Acknowledging that British and American interest in the “infamous” massacre of the Armenians “was lighted by the lamps of religion, philanthropy and politics,” Churchill said that the atrocities “stirred the ire of simple and chivalrous men and women spread widely about the English-speaking world.”
But there were other, less chivalrous men whose interest in the Armenian Holocaust—gleaned at first hand—would prove to be a useful experience in a new and brutal Europe. Franz von Papen, for example, was chief of staff of the Fourth Turkish Army during the 1914–18 war and served as Hitler’s vice chancellor in 1933. During the Second World War, he was the Third Reich’s ambassador to Turkey. Another German who knew the intimate details of the Armenian genocide was Lieutenant General Hans von Seeckt, who was chief of the Ottoman General Staff in 1917. He laid the groundwork for the Wehrmacht in the 1920s and was honoured by Hitler with a state funeral on his death in 1936. Much more sinister was the identity of a young German called Rudolf Hoess, who joined the German forces in Turkey as a teenager. In 1940 he was appointed commandant of Auschwitz, and he became deputy inspector of all Nazi concentration camps at SS headquarters in 1944.

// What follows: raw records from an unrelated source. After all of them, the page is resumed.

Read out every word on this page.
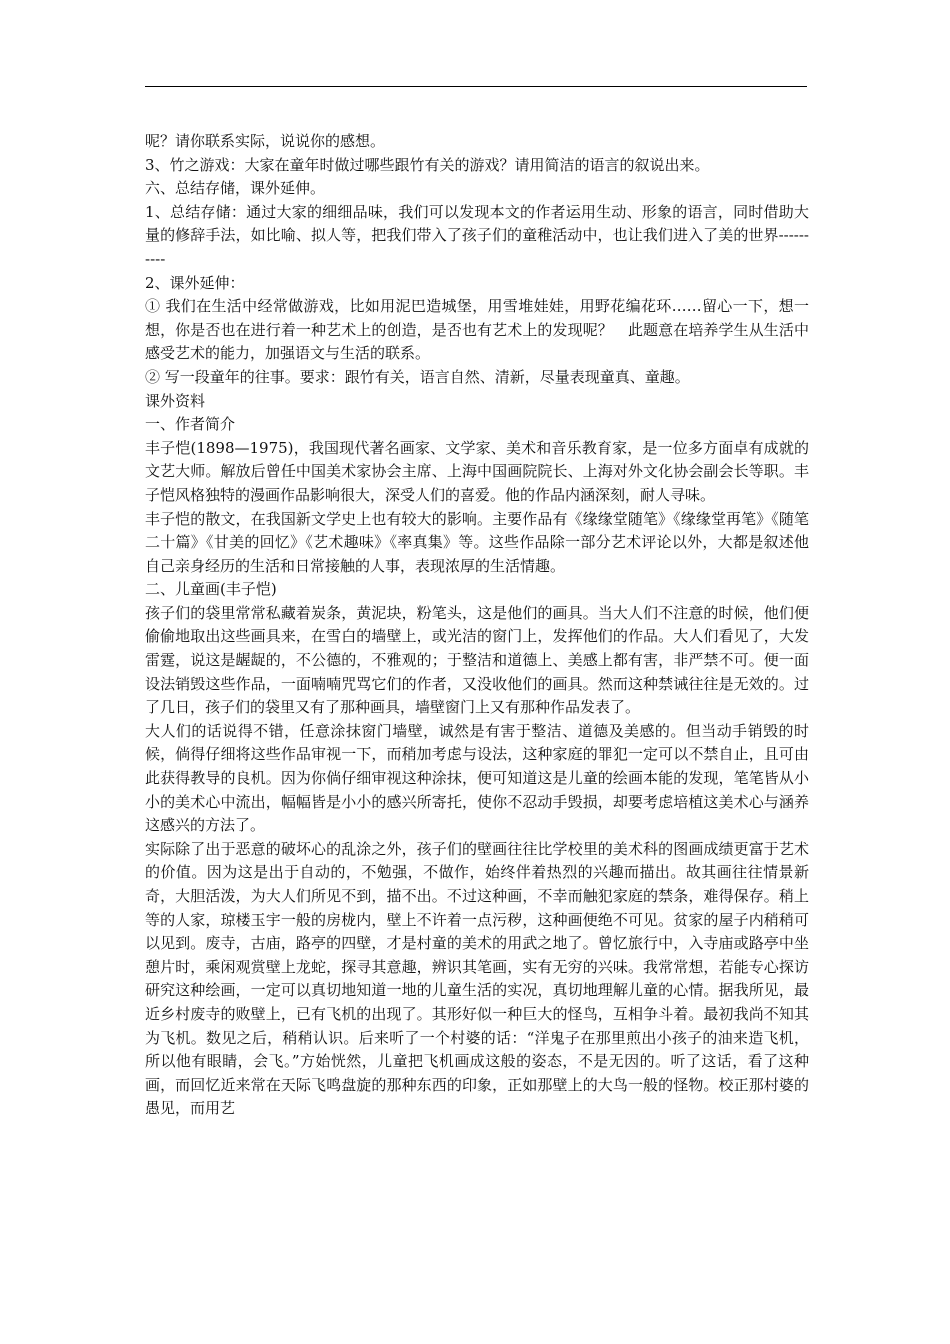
呢？请你联系实际，说说你的感想。

3、竹之游戏：大家在童年时做过哪些跟竹有关的游戏？请用简洁的语言的叙说出来。

六、总结存储，课外延伸。

1、总结存储：通过大家的细细品味，我们可以发现本文的作者运用生动、形象的语言，同时借助大量的修辞手法，如比喻、拟人等，把我们带入了孩子们的童稚活动中，也让我们进入了美的世界----------

2、课外延伸：

① 我们在生活中经常做游戏，比如用泥巴造城堡，用雪堆娃娃，用野花编花环……留心一下，想一想，你是否也在进行着一种艺术上的创造，是否也有艺术上的发现呢？　此题意在培养学生从生活中感受艺术的能力，加强语文与生活的联系。

② 写一段童年的往事。要求：跟竹有关，语言自然、清新，尽量表现童真、童趣。

课外资料

一、作者简介

丰子恺(1898—1975)，我国现代著名画家、文学家、美术和音乐教育家，是一位多方面卓有成就的文艺大师。解放后曾任中国美术家协会主席、上海中国画院院长、上海对外文化协会副会长等职。丰子恺风格独特的漫画作品影响很大，深受人们的喜爱。他的作品内涵深刻，耐人寻味。

丰子恺的散文，在我国新文学史上也有较大的影响。主要作品有《缘缘堂随笔》《缘缘堂再笔》《随笔二十篇》《甘美的回忆》《艺术趣味》《率真集》等。这些作品除一部分艺术评论以外，大都是叙述他自己亲身经历的生活和日常接触的人事，表现浓厚的生活情趣。

二、儿童画(丰子恺)

孩子们的袋里常常私藏着炭条，黄泥块，粉笔头，这是他们的画具。当大人们不注意的时候，他们便偷偷地取出这些画具来，在雪白的墙壁上，或光洁的窗门上，发挥他们的作品。大人们看见了，大发雷霆，说这是龌龊的，不公德的，不雅观的；于整洁和道德上、美感上都有害，非严禁不可。便一面设法销毁这些作品，一面喃喃咒骂它们的作者，又没收他们的画具。然而这种禁诫往往是无效的。过了几日，孩子们的袋里又有了那种画具，墙壁窗门上又有那种作品发表了。

大人们的话说得不错，任意涂抹窗门墙壁，诚然是有害于整洁、道德及美感的。但当动手销毁的时候，倘得仔细将这些作品审视一下，而稍加考虑与设法，这种家庭的罪犯一定可以不禁自止，且可由此获得教导的良机。因为你倘仔细审视这种涂抹，便可知道这是儿童的绘画本能的发现，笔笔皆从小小的美术心中流出，幅幅皆是小小的感兴所寄托，使你不忍动手毁损，却要考虑培植这美术心与涵养这感兴的方法了。

实际除了出于恶意的破坏心的乱涂之外，孩子们的壁画往往比学校里的美术科的图画成绩更富于艺术的价值。因为这是出于自动的，不勉强，不做作，始终伴着热烈的兴趣而描出。故其画往往情景新奇，大胆活泼，为大人们所见不到，描不出。不过这种画，不幸而触犯家庭的禁条，难得保存。稍上等的人家，琼楼玉宇一般的房栊内，壁上不许着一点污秽，这种画便绝不可见。贫家的屋子内稍稍可以见到。废寺，古庙，路亭的四壁，才是村童的美术的用武之地了。曾忆旅行中，入寺庙或路亭中坐憩片时，乘闲观赏壁上龙蛇，探寻其意趣，辨识其笔画，实有无穷的兴味。我常常想，若能专心探访研究这种绘画，一定可以真切地知道一地的儿童生活的实况，真切地理解儿童的心情。据我所见，最近乡村废寺的败壁上，已有飞机的出现了。其形好似一种巨大的怪鸟，互相争斗着。最初我尚不知其为飞机。数见之后，稍稍认识。后来听了一个村婆的话：“洋鬼子在那里煎出小孩子的油来造飞机，所以他有眼睛，会飞。”方始恍然，儿童把飞机画成这般的姿态，不是无因的。听了这话，看了这种画，而回忆近来常在天际飞鸣盘旋的那种东西的印象，正如那壁上的大鸟一般的怪物。校正那村婆的愚见，而用艺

In a work of remarkable scholarship, the Armenian historian Vahakn Dadrian identified Max Erwin von Scheubner-Richter as one of the most effective Nazi mentors. Scheubner-Richter was German vice-consul in Erzerum and witnessed Turkish massacres of Armenians in Bitlis province, writing a long report on the killings for the German chancellor. In all, he submitted to Berlin fifteen reports on the deportations and mass killi
ngs, stating in his last message that with the exception of a few hundred thousand survivors, the Armenians of Turkey had been exterminated (ausgerottet). He described the methods by which the Turks concealed their plans for the genocide, the techniques used to entrap Armenians, the use of criminal gangs, and even made a reference to the Armenians as “these ‘Jews of the Orient’ who are wily businessmen.” Scheubner-Richter met Hitler only five years later and would become one of his closest advisers, running a series of racist editorials in a Munich newspaper which called for a “ruthless and relentless” campaign against Jews so that Germany should be “cleansed.” When Hitler staged his attempted coup against the Bavarian government, Scheubner-Richter linked arms with Hitler as they marched through the streets and was shot in the heart and killed instantly by a police bullet.